On Sat, 9 Sep 2017 06:57:39 -0400
Jonathan Rudenberg via dev-security-policy
<[email protected]> wrote:

> 
> > On Sep 9, 2017, at 06:19, Peter Bowen via dev-security-policy
> > <[email protected]> wrote:
> > 
> > In all three of these cases, the "domain's zone does not have a
> > DNSSEC validation chain to the ICANN root" -- I requested SOA,
> > DNSKEY, NS, and CAA records types for each zone and in no case did
> > I get a response that had a valid DNSSEC chain to the ICANN root.
> 
> This comes down to what exactly “does not have a valid DNSSEC chain”
> means.

As I explained in my reply to Peter, it's not "valid DNSSEC chain", but
rather a "validation chain", which is defined by RFC4033, albeit under
the synonymous term "authentication chain".

> I had assumed that given the reference to DNSSEC in the BRs that the
> relevant DNSSEC RFCs were incorporated by reference via RFC 6844 and
> that DNSSEC validation is required. However, this is not entirely the
> case, using DNSSEC for CAA lookups is only RECOMMENDED in section 4.1
> and explicitly “not required.” Which means this is all pretty
> pointless. The existence or non-existence of DNSSEC records doesn’t
> matter if there is no requirement to use them.
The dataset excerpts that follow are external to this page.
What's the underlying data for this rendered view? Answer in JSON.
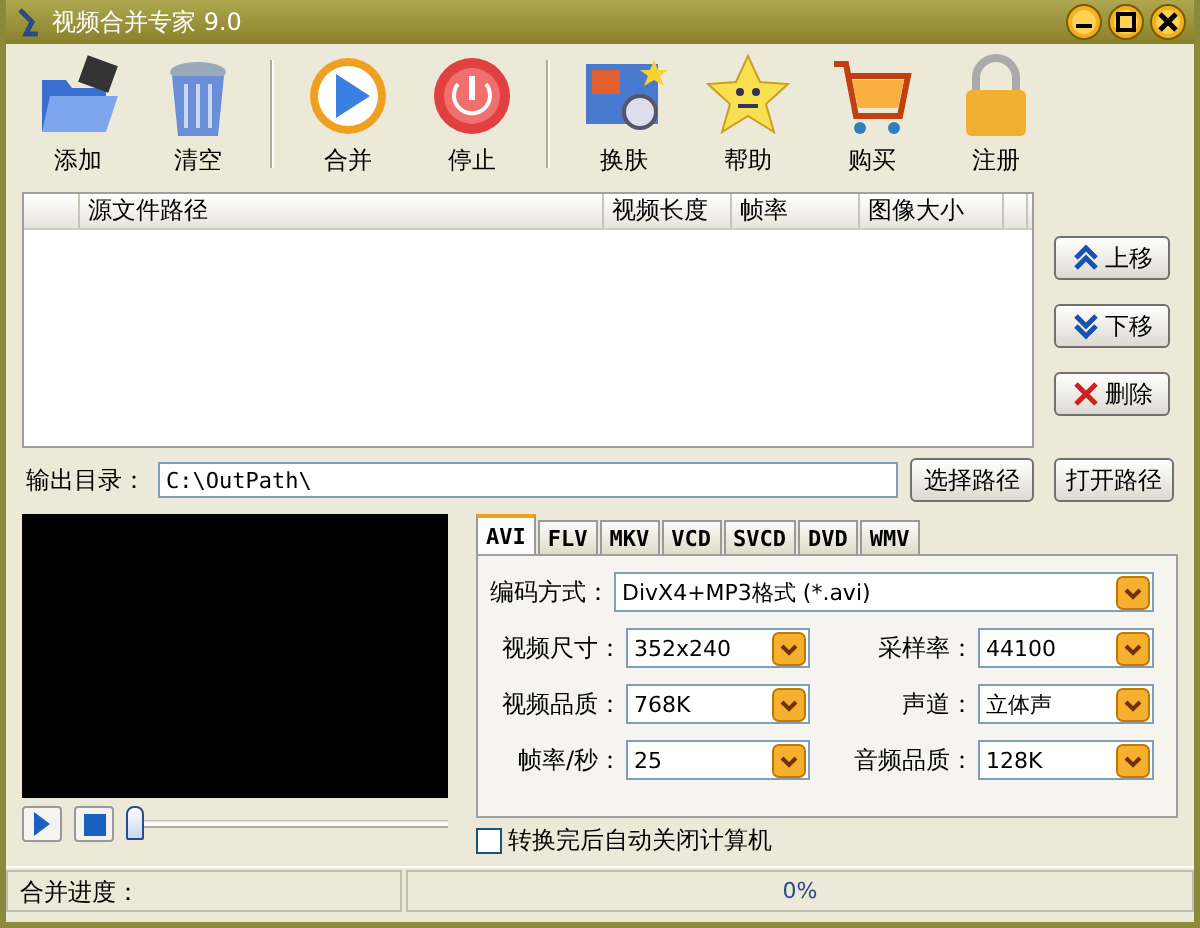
{
  "window": {
    "title": "视频合并专家 9.0"
  },
  "toolbar": {
    "groups": [
      [
        {
          "label": "添加",
          "kind": "folder"
        },
        {
          "label": "清空",
          "kind": "trash"
        }
      ],
      [
        {
          "label": "合并",
          "kind": "play"
        },
        {
          "label": "停止",
          "kind": "power"
        }
      ],
      [
        {
          "label": "换肤",
          "kind": "skin"
        },
        {
          "label": "帮助",
          "kind": "star"
        },
        {
          "label": "购买",
          "kind": "cart"
        },
        {
          "label": "注册",
          "kind": "lock"
        }
      ]
    ]
  },
  "file_list": {
    "columns": [
      "源文件路径",
      "视频长度",
      "帧率",
      "图像大小"
    ]
  },
  "side_buttons": [
    {
      "label": "上移",
      "kind": "up"
    },
    {
      "label": "下移",
      "kind": "down"
    },
    {
      "label": "删除",
      "kind": "delete"
    }
  ],
  "output": {
    "label": "输出目录：",
    "value": "C:\\OutPath\\",
    "browse_button": "选择路径",
    "open_button": "打开路径"
  },
  "player": {
    "level": 0
  },
  "tabs": [
    {
      "label": "AVI",
      "selected": true
    },
    {
      "label": "FLV",
      "selected": false
    },
    {
      "label": "MKV",
      "selected": false
    },
    {
      "label": "VCD",
      "selected": false
    },
    {
      "label": "SVCD",
      "selected": false
    },
    {
      "label": "DVD",
      "selected": false
    },
    {
      "label": "WMV",
      "selected": false
    }
  ],
  "settings": {
    "rows": [
      [
        {
          "label": "编码方式：",
          "value": "DivX4+MP3格式 (*.avi)"
        }
      ],
      [
        {
          "label": "视频尺寸：",
          "value": "352x240"
        },
        {
          "label": "采样率：",
          "value": "44100"
        }
      ],
      [
        {
          "label": "视频品质：",
          "value": "768K"
        },
        {
          "label": "声道：",
          "value": "立体声"
        }
      ],
      [
        {
          "label": "帧率/秒：",
          "value": "25"
        },
        {
          "label": "音频品质：",
          "value": "128K"
        }
      ]
    ]
  },
  "auto_shutdown": {
    "label": "转换完后自动关闭计算机",
    "checked": false
  },
  "status_bar": {
    "label": "合并进度：",
    "progress": "0%",
    "level": 0
  }
}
The BRs could arguably be interpreted to not require DNSSEC validation
during lookups, although as I explained in my reply to Jeremy I do not
find this to be a very compelling interpretation.

However, it is not at all ambiguous that a request must be denied if
the lookup fails for non-DNSSEC reasons, if there is DNSSEC validation
chain to the ICANN root.  Given the reference to RFC4033 from RFC6844
in the definition of DNSSEC, CAs should be able to figure out what this
means. Therefore, the blackhole and refused certs are unquestionably
misissuances, if not also missing and expired.